「#プラダ戦利品」とはわけが違う
「しまパト」なる秀逸な造語を考えついた人は誰なのだろう。「#しまパト」「#しまむら戦利品」のハッシュタグさえつければ、「基本的に安物を売っているお店」に行く日常を示すことで、庶民派アピールができる。「私なんて、しまむらを定期的に『パトロール』しちゃうくらいだから、庶民のヒマ人なんですよ。こーんな安い娯楽で満足できちゃうんです」と、軽い自虐もかませられる。
そして「戦利品」である。「#プラダ戦利品」と「#しまむら戦利品」ではわけが違うのだ。しまむらはネット通販をしていないこともあって、「今ここで買わなければ売り切れてしまうかも」と謎の競争意識をあおられ、購入を即決しやすい。980円均一のワゴンに群がる人混みから、売り切れ寸前のアイテムを文字通り「掘り出す」作業は、ちょっとした戦場である。そんなことに夢中になってしまった自分を軽く嗤うセンスも、「#戦利品」には含まれているのだろう。
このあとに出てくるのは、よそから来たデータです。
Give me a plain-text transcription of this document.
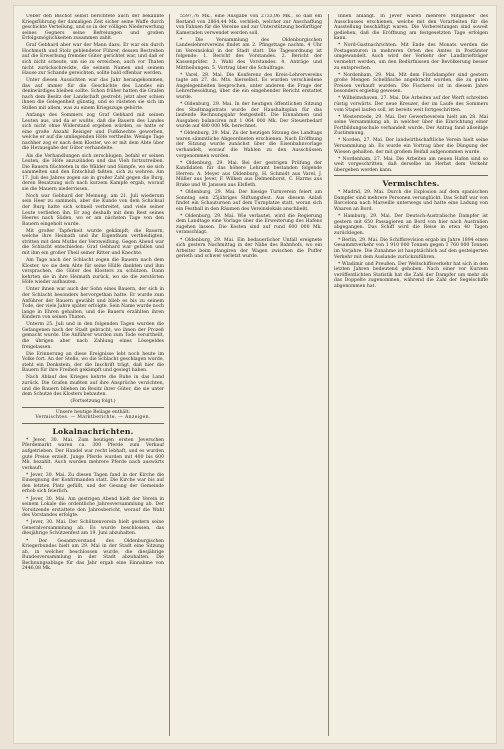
Ueber den Bischof selbst berichtete auch der bekannte Kriegsführung der damaligen Zeit sicher seine Waffe durch geschickte Verteilung, und so in der völligen Niederwerfung seines Gegners seine Befreiungen und großen Erfolgsmöglichkeiten zusammen zahlt.

Graf Gebhard aber war der Mann dazu. Er war ein durch Hochmuth und Stolz geblendeter Führer, dessen Bestreben auf die Erwerbung fremder Güter gerichtet war, und daß er sich nicht scheute, um sie zu erreichen, auch vor Thaten nicht zurückschreckte, die seinem Namen und seinem Hause zur Schande gereichten, sollte bald offenbar werden.

Unter diesen Aussichten war das Jahr herangekommen, das auf immer für die Geschichte des Landes ein denkwürdiges bleiben sollte. Schon früher hatten die Grafen nach dem Besitz der Landschaft gestrebt; jetzt aber schien ihnen die Gelegenheit günstig, und so rüsteten sie sich im Stillen mit allem, was zu einem Kriegszuge gehörte.

Anfangs des Sommers zog Graf Gebhard mit seinen Leuten aus, und da er wußte, daß die Bauern des Landes sich nicht ohne Widerstand ergeben würden, so hatte er eine große Anzahl Reisiger und Fußknechte geworben, welche er auf die umliegenden Höfe vertheilte. Wenige Tage nachher zog er nach dem Kloster, wo er mit dem Abte über die Herausgabe der Güter verhandelte.

Als die Verhandlungen sich zerschlugen, befahl er seinen Leuten, die Höfe anzuzünden und das Vieh fortzutreiben. Die Bauern flüchteten in die Wälder und Sümpfe, wo sie sich sammelten und den Entschluß faßten, sich zu wehren. Am 17. Juli des Jahres zogen sie in großer Zahl gegen die Burg, deren Besatzung sich nach kurzem Kampfe ergab, worauf sie die Mauern niederrissen.

Noch war Gebhard der Meinung, am 21. Juli wiederum sein Heer zu sammeln, aber die Kunde von dem Schicksal der Burg hatte sich schnell verbreitet, und viele seiner Leute verließen ihn. Er zog deshalb mit dem Rest seines Heeres nach Süden, wo er am nächsten Tage von den Bauern eingeholt wurde.

Mit großer Tapferkeit wurde gekämpft; die Bauern, welche ihre Heimath und ihr Eigenthum vertheidigten, stritten mit dem Muthe der Verzweiflung. Gegen Abend war die Schlacht entschieden: Graf Gebhard war gefallen und mit ihm ein großer Theil seiner Ritter und Knechte.

Am Tage nach der Schlacht zogen die Bauern nach dem Kloster, wo sie dem Abte für seine Hülfe dankten und ihm versprachen, die Güter des Klosters zu schützen. Dann kehrten sie in ihre Heimath zurück, wo sie die zerstörten Höfe wieder aufbauten.

Unter ihnen war auch der Sohn eines Bauern, der sich in der Schlacht besonders hervorgethan hatte. Er wurde zum Anführer der Bauern gewählt und blieb es bis zu seinem Tode, der viele Jahre später erfolgte. Sein Name wurde noch lange in Ehren gehalten, und die Bauern erzählten ihren Kindern von seinen Thaten.

Unterm 25. Juli und in den folgenden Tagen wurden die Gefangenen nach der Stadt gebracht, wo ihnen der Prozeß gemacht wurde. Die Anführer wurden zum Tode verurtheilt, die übrigen aber nach Zahlung eines Lösegeldes freigelassen.

Die Erinnerung an diese Ereignisse lebt noch heute im Volke fort. An der Stelle, wo die Schlacht geschlagen wurde, steht ein Denkstein, der die Inschrift trägt, daß hier die Bauern für ihre Freiheit gekämpft und gesiegt haben.

Nach Ablauf des Krieges kehrte die Ruhe in das Land zurück. Die Grafen mußten auf ihre Ansprüche verzichten, und die Bauern blieben im Besitz ihrer Güter, die sie unter dem Schutze des Klosters bebauten.

(Fortsetzung folgt.)

Unsere heutige Beilage enthält:

Vermischtes. — Marktberichte. — Anzeigen.

Lokalnachrichten.

* Jever, 30. Mai. Zum heutigen ersten Jeverschen Pferdemarkt waren ca. 300 Pferde zum Verkauf aufgetrieben. Der Handel war recht lebhaft, und es wurden gute Preise erzielt. Junge Pferde wurden mit 400 bis 600 Mk. bezahlt. Auch wurden mehrere Pferde nach auswärts verkauft.

* Jever, 30. Mai. Zu diesen Tagen fand in der Kirche die Einsegnung der Konfirmanden statt. Die Kirche war bis auf den letzten Platz gefüllt, und der Gesang der Gemeinde erhob sich feierlich.

* Jever, 30. Mai. Am gestrigen Abend hielt der Verein in seinem Lokale die ordentliche Jahresversammlung ab. Der Vorsitzende erstattete den Jahresbericht, worauf die Wahl des Vorstandes erfolgte.

* Jever, 30. Mai. Der Schützenverein hielt gestern seine Generalversammlung ab. Es wurde beschlossen, das diesjährige Schützenfest am 19. Juni abzuhalten.

* Der Gesamtvorstand des Oldenburgischen Kriegerbundes hielt am 29. Mai in der Stadt eine Sitzung ab, in welcher beschlossen wurde, die diesjährige Bundesversammlung in der Stadt abzuhalten. Die Rechnungsablage für das Jahr ergab eine Einnahme von 2446,08 Mk.

5597,76 Mk., eine Ausgabe von 2733,06 Mk., so daß ein Bestand von 2864,44 Mk. verblieb, welcher zur Anschaffung von Fahnen für die Vereine und zur Unterstützung bedürftiger Kameraden verwendet werden soll.

* Die Versammlung des Oldenburgischen Landeslehrervereins findet am 2. Pfingsttage nachm. 4 Uhr im Vereinslokal in der Stadt statt. Die Tagesordnung ist folgende: 1. Bericht des Vorstandes. 2. Bericht der Kassenprüfer. 3. Wahl des Vorstandes. 4. Anträge und Mittheilungen. 5. Vortrag über die Schulfrage.

* Varel, 28. Mai. Die Konferenz des Kreis-Lehrervereins tagte am 27. ds. Mts. hierselbst. Es wurden verschiedene Angelegenheiten besprochen, unter anderen die Frage der Lehrerbesoldung, über die ein eingehender Bericht erstattet wurde.

* Oldenburg, 29. Mai. In der heutigen öffentlichen Sitzung des Stadtmagistrats wurde der Haushaltsplan für das laufende Rechnungsjahr festgestellt. Die Einnahmen und Ausgaben balanciren mit 1 064 000 Mk. Der Steuerbedarf wurde auf 480 000 Mk. berechnet.

* Oldenburg, 29. Mai. Zu der heutigen Sitzung des Landtags waren sämmtliche Abgeordneten erschienen. Nach Eröffnung der Sitzung wurde zunächst über die Eisenbahnvorlage verhandelt, worauf die Wahlen zu den Ausschüssen vorgenommen wurden.

* Oldenburg, 29. Mai. Bei der gestrigen Prüfung der Kandidaten für das höhere Lehramt bestanden folgende Herren: A. Meyer aus Oldenburg, H. Schmidt aus Varel, J. Müller aus Jever, F. Wilken aus Delmenhorst, C. Harms aus Brake und W. Janssen aus Elsfleth.

* Oldenburg, 29. Mai. Der hiesige Turnverein feiert am Sonntag sein 25jähriges Stiftungsfest. Aus diesem Anlaß findet ein Schauturnen auf dem Turnplatze statt, woran sich ein Festball in den Räumen des Vereinslokals anschließt.

* Oldenburg, 29. Mai. Wie verlautet, wird die Regierung dem Landtage eine Vorlage über die Erweiterung des Hafens zugehen lassen. Die Kosten sind auf rund 600 000 Mk. veranschlagt.

* Oldenburg, 29. Mai. Ein bedauerlicher Unfall ereignete sich gestern Nachmittag in der Nähe des Bahnhofs, wo ein Arbeiter beim Rangiren der Wagen zwischen die Puffer gerieth und schwer verletzt wurde.

Innen anlangt. In Jever waren mehrere Mitglieder des Ausschusses erschienen, welche mit den Vorarbeiten für die Ausstellung beschäftigt waren. Die Vorbereitungen sind soweit gediehen, daß die Eröffnung am festgesetzten Tage erfolgen kann.

* Nord-Gastnachrichten. Mit Ende des Monats werden die Postagenturen in mehreren Orten des Amtes in Postämter umgewandelt. Auch wird der Verkehr der Landbriefträger vermehrt werden, um den Bedürfnissen der Bevölkerung besser zu entsprechen.

* Nordenham, 29. Mai. Mit dem Fischdampfer sind gestern große Mengen Schellfische angebracht worden, die zu guten Preisen verkauft wurden. Die Fischerei ist in diesem Jahre besonders ergiebig gewesen.

* Wilhelmshaven, 27. Mai. Die Arbeiten auf der Werft schreiten rüstig vorwärts. Der neue Kreuzer, der im Laufe des Sommers vom Stapel laufen soll, ist bereits weit fortgeschritten.

* Westerstede, 29. Mai. Der Gewerbeverein hielt am 28. Mai seine Versammlung ab, in welcher über die Einrichtung einer Fortbildungsschule verhandelt wurde. Der Antrag fand allseitige Zustimmung.

* Norden, 27. Mai. Der landwirthschaftliche Verein hielt seine Versammlung ab. Es wurde ein Vortrag über die Düngung der Wiesen gehalten, der mit großem Beifall aufgenommen wurde.

* Nordenham, 27. Mai. Die Arbeiten am neuen Hafen sind so weit vorgeschritten, daß derselbe im Herbst dem Verkehr übergeben werden kann.

Vermischtes.

* Madrid, 29. Mai. Durch die Explosion auf dem spanischen Dampfer sind mehrere Personen verunglückt. Das Schiff war von Barcelona nach Marseille unterwegs und hatte eine Ladung von Waaren an Bord.

* Hamburg, 29. Mai. Der Deutsch-Australische Dampfer ist gestern mit 650 Passagieren an Bord von hier nach Australien abgegangen. Das Schiff wird die Reise in etwa 40 Tagen zurücklegen.

* Berlin, 29. Mai. Die Schiffsrevision ergab im Jahre 1894 einen Gesammtverkehr von 1 910 000 Tonnen gegen 1 760 000 Tonnen im Vorjahre. Die Zunahme ist hauptsächlich auf den gesteigerten Verkehr mit dem Auslande zurückzuführen.

* Wladimir und Preußen. Der Weltschiffsverkehr hat sich in den letzten Jahren bedeutend gehoben. Nach einer vor Kurzem veröffentlichten Statistik hat die Zahl der Dampfer um mehr als das Doppelte zugenommen, während die Zahl der Segelschiffe abgenommen hat.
ゆっくりブティックを歩きまわり、店員にお茶を出され、優雅に買い物をする高級ブランドには「#戦利品」ハッシュタグが似合わない。どちらで買うのが正しいわけではないが、とにかくしまむらには「パトロール」という軽い自虐や、掘り出し物をゲットする喜び=「戦利品」の表現がピッタリ。戦いに勝利した味はクセになる。